ML8 min read

K-Means Clustering: Finding Groups in Data

Learn how K-Means clustering finds natural groupings in your data without labels.

Sarah Chen
December 19, 2025
0.0k0

K-Means Clustering: Finding Groups in Data

No labels? No problem. K-Means finds natural groupings in your data by itself. This is unsupervised learning.

How K-Means Works

  1. Pick K (number of clusters)
  2. Randomly place K centroids
  3. Assign each point to nearest centroid
  4. Move centroids to center of their points
  5. Repeat steps 3-4 until stable
Iteration 1:        Iteration 2:        Final:
    ●                  ●                  ●
  ● ★ ●             ●  ★  ●            ●  ★  ●
    ●                  ●                  ●
        
  ○   ○             ○  ☆  ○            ○  ☆  ○
    ○                  ○                  ○

★ ☆ = centroids (moving toward cluster centers)

Implementation

from sklearn.cluster import KMeans
from sklearn.preprocessing import StandardScaler

# Scale your data!
scaler = StandardScaler()
X_scaled = scaler.fit_transform(X)

# Apply K-Means
kmeans = KMeans(n_clusters=3, random_state=42, n_init=10)
clusters = kmeans.fit_predict(X_scaled)

# Add cluster labels to data
df['cluster'] = clusters

Choosing K: The Elbow Method

How many clusters? Let the data tell you:

inertias = []
K_range = range(1, 11)

for k in K_range:
    kmeans = KMeans(n_clusters=k, random_state=42, n_init=10)
    kmeans.fit(X_scaled)
    inertias.append(kmeans.inertia_)

plt.plot(K_range, inertias, 'bo-')
plt.xlabel('Number of Clusters (K)')
plt.ylabel('Inertia')
plt.title('Elbow Method')
plt.show()

Look for the "elbow" - where adding more clusters stops helping much.

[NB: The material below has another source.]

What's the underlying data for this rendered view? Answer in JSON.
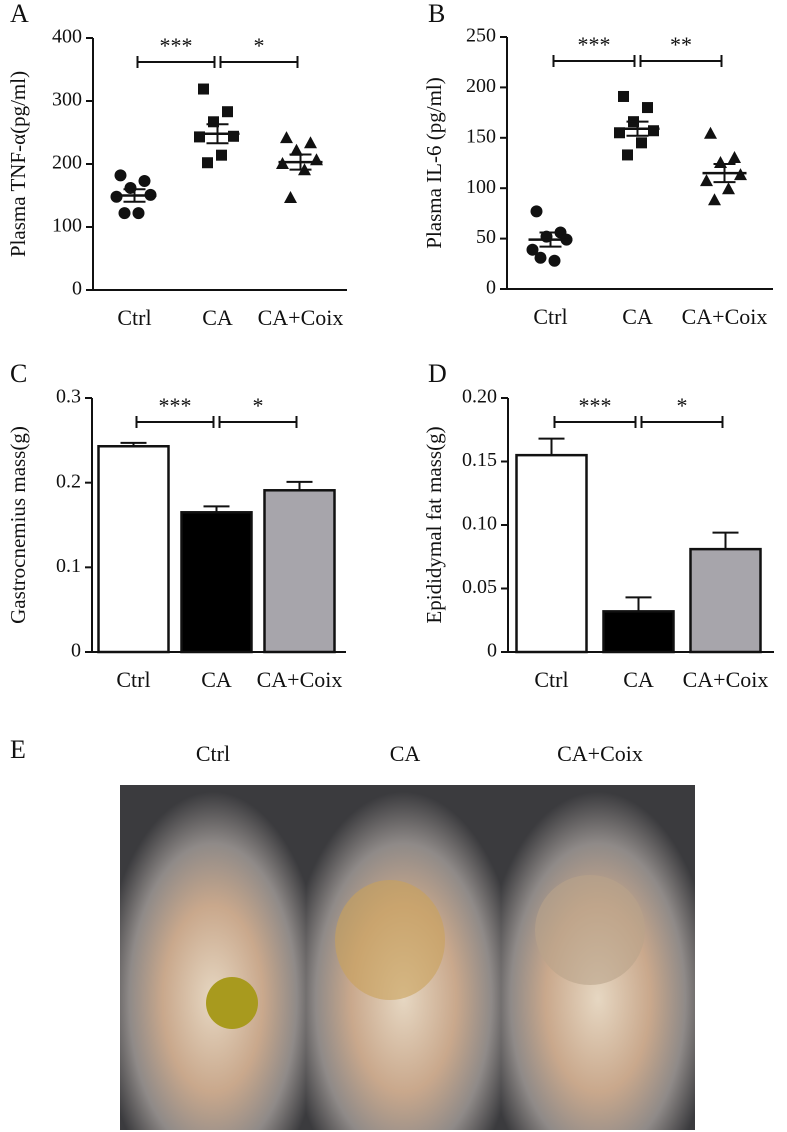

Choosing K: Silhouette Score

Measures how well points fit their cluster vs others:

from sklearn.metrics import silhouette_score

scores = []
for k in range(2, 11):
    kmeans = KMeans(n_clusters=k, random_state=42, n_init=10)
    labels = kmeans.fit_predict(X_scaled)
    scores.append(silhouette_score(X_scaled, labels))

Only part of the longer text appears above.